Eleanor Temple, chair of the insolvency and restructuring trade body R3 in Yorkshire and a barrister at Kings Chambers in Leeds, responds to today’s publication of the January 2023 corporate and individual insolvency statistics for England and Wales:
“Despite the monthly fall in corporate insolvencies, numbers are still higher than they were in January 2020, 2021 and 2022 – and not far below what they were in January 2019. And the reason for this is a rise in the numbers of Creditors’ Voluntary Liquidations, which are higher than the previous three Januarys.
“Directors are still turning to this process to close down their businesses as trading conditions and creditor pressures remain tough – and many are taking this step before the choice is taken away from them.
“It’s been an unhappy New Year for businesses in England and Wales. The cost-of-living crisis and ongoing economic issues have meant the traditional new year spike in sales hasn’t happened, and we’ve seen a number of household names enter an insolvency process over the last month in an attempt to resolve their financial issues.
“As household disposable income contracts and pay lags behind inflation, many people are cautious about how and where they spend their money and are looking to make cuts in essential and non-essential spending.
“This is a further blow for businesses who are looking to get back on their feet after a torrid three years and are now caught in a pincer movement of rising costs and falling income.
“Our advice to directors, managers and owners is to be alert to the symptoms of business distress and to seek advice from a qualified source if they spot signs their firm is struggling.
“If they can see stock levels increasing, cashflow becoming a problem, or are struggling to pay rent, bills, taxes or staff, that’s the time to seek advice – and doing so as early as possible will give them more potential solutions and potentially a better outcome than if they’d waited until the problem became more severe.”

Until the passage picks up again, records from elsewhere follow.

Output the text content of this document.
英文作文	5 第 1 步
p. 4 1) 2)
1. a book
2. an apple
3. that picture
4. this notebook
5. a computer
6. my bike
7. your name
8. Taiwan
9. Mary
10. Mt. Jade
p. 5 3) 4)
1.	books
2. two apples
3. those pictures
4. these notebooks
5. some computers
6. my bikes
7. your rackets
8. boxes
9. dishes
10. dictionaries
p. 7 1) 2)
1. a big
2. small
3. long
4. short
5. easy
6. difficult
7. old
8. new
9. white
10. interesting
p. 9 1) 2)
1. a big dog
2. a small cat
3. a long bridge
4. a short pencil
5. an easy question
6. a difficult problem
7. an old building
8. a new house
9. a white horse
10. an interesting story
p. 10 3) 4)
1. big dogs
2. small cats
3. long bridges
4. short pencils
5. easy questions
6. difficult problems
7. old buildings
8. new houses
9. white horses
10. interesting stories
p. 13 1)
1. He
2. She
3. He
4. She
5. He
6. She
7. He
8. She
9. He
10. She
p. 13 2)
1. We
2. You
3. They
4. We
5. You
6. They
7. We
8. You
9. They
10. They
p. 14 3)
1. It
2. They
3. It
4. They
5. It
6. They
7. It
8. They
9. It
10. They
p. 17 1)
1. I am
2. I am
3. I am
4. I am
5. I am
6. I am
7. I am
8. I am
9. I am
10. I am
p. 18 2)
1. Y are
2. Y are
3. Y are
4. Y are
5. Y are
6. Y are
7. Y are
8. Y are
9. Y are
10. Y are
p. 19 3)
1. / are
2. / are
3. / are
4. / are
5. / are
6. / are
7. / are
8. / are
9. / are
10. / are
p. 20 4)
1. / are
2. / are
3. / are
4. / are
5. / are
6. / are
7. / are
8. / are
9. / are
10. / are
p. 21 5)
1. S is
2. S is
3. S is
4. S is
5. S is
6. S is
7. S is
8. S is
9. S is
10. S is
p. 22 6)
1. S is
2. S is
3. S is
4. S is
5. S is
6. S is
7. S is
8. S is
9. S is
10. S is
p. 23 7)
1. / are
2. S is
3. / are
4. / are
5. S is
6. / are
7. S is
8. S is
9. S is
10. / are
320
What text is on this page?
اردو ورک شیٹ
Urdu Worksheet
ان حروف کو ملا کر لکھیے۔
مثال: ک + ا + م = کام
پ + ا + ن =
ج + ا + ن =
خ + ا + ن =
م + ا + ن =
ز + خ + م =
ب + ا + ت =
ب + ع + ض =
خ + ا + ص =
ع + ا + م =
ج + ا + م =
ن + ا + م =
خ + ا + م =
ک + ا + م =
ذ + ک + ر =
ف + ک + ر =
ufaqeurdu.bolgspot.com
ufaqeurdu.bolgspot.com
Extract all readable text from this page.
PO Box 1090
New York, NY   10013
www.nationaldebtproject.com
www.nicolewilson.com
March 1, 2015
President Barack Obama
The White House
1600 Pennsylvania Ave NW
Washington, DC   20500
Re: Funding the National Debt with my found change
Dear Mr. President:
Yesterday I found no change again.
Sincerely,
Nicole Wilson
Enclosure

“The fall in personal insolvencies is a result of a drop in the number of people entering a Debt Relief Order and an Individual Voluntary Arrangement (IVA). It’s important to note that some IVA numbers for the last two days of January haven’t been included in this month’s figures, so the true picture of personal insolvencies in England and Wales for January isn’t yet available.
“However, it’s worth noting that while bankruptcy numbers have increased monthly and yearly, they are still well below 2020 and 2019 levels. This suggests that while more people have entered a bankruptcy than last month, the cost-of-living crisis isn’t translating into an increase in the number of people needing this process to resolve their financial distress.
“Despite this, money worries are still front of mind for many people in England and Wales, and as costs rise and wages continue to lag behind inflation, people are watching their outgoings like hawks.
“Heating, eating and travelling are continuing to become more expensive, and there are a lot of people who are worried about their bills, their financial futures, and the economy and are cutting their costs wherever they can as a result.
“We urge anyone who is worried about money – whether that’s yours or your business’s – to seek advice as soon as possible. We know how hard it is to admit you’re struggling financially, but having that conversation at an early stage gives you more options and more time to consider your next move than if you’d waited till the situation worsened.
“Most R3 members will give a free consultation to potential clients so they can understand more about their position and outline the potential options for improving it.”